Your plugin module should compile against plugin-api:

// your-plugin/build.gradle.kts
kotlin {
    sourceSets {
        commonMain.dependencies {
            implementation(platform("dev.parez.sidekick:bom:2026.05.17"))
            implementation("dev.parez.sidekick:plugin-api")  // version from BOM
        }
    }
}

2. Implement SidekickPlugin

class LogsPlugin : SidekickPlugin {
    override val id: String = "com.myapp.logs"
    override val title: String = "Logs"
    override val icon: ImageVector = Icons.Default.Article

    @Composable
    override fun Content() {
        LazyColumn(Modifier.fillMaxSize()) {
            items(LogBuffer.entries) { entry ->
                ListItem(
                    headlineContent = { Text(entry.message) },
                    supportingContent = {
                        Text(entry.tag, style = MaterialTheme.typography.labelSmall)
                    },
                )
            }
        }
    }
}

3. Wire into Sidekick

Pass it alongside any other plugins:

Sidekick(
    plugins = listOf(networkPlugin, prefsPlugin, LogsPlugin()),
    actions = {
        IconButton(onClick = { sidekickVisible = false }) {
            Icon(Icons.Default.Close, contentDescription = "Close")
        }
    },
)

Configuration

Member Constraint
id: String Must be unique across all plugins passed to Sidekick. Prefer reverse-domain (e.g. "com.myapp.logs").
title: String Shown in the plugin-grid card and the screen header.
icon: ImageVector Shown in the plugin-grid card. Material icons recommended for consistency.
@Composable Content() Renders inside the active MaterialTheme. Fills the plugin panel area — use Modifier.fillMaxSize() on the root.

UI

  • Content() runs under the host's active MaterialTheme (or Sidekick's, depending on useSidekickTheme). MaterialTheme.colorScheme is available.
  • For reactive state, use StateFlow collected with collectAsState() or collectAsStateWithLifecycle().
  • For adaptive layouts, use BoxWithConstraints or the M3 Adaptive ListDetailPaneScaffold with breakpoints at 600 dp (medium) and 840 dp (expanded).

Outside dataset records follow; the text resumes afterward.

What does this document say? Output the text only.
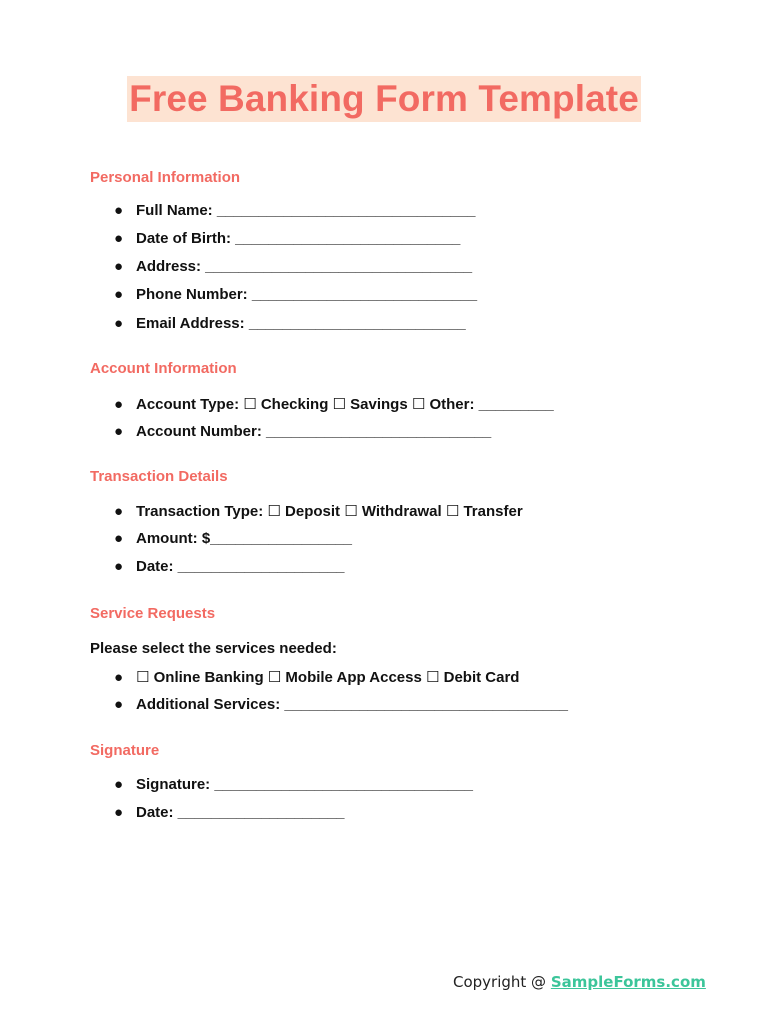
Free Banking Form Template
Personal Information
● Full Name: _______________________________
● Date of Birth: ___________________________
● Address: ________________________________
● Phone Number: ___________________________
● Email Address: __________________________
Account Information
● Account Type: ☐ Checking ☐ Savings ☐ Other: _________
● Account Number: ___________________________
Transaction Details
● Transaction Type: ☐ Deposit ☐ Withdrawal ☐ Transfer
● Amount: $_________________
● Date: ____________________
Service Requests
Please select the services needed:
● ☐ Online Banking ☐ Mobile App Access ☐ Debit Card
● Additional Services: __________________________________
Signature
● Signature: _______________________________
● Date: ____________________
Copyright @ SampleForms.com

Both built-in monitor plugins use this pattern.
  • To navigate back to the plugin grid programmatically (e.g. a "Close" button inside your screen), call LocalSidekickBackNavigator.current().

Advanced

Lifecycle hooks

Implement SidekickLifecycleAware if your plugin needs to know when the panel opens or closes (e.g. start / stop polling):

class LogsPlugin : SidekickPlugin, SidekickLifecycleAware {
    override fun onPanelOpened() { startTailing() }
    override fun onPanelClosed() { stopTailing() }
    /* … */
}

Scaffolding with Claude Code

Use the /create-plugin skill to scaffold a new plugin module from scratch — it creates the build.gradle.kts, base implementation class, and registers the module in settings.gradle.kts.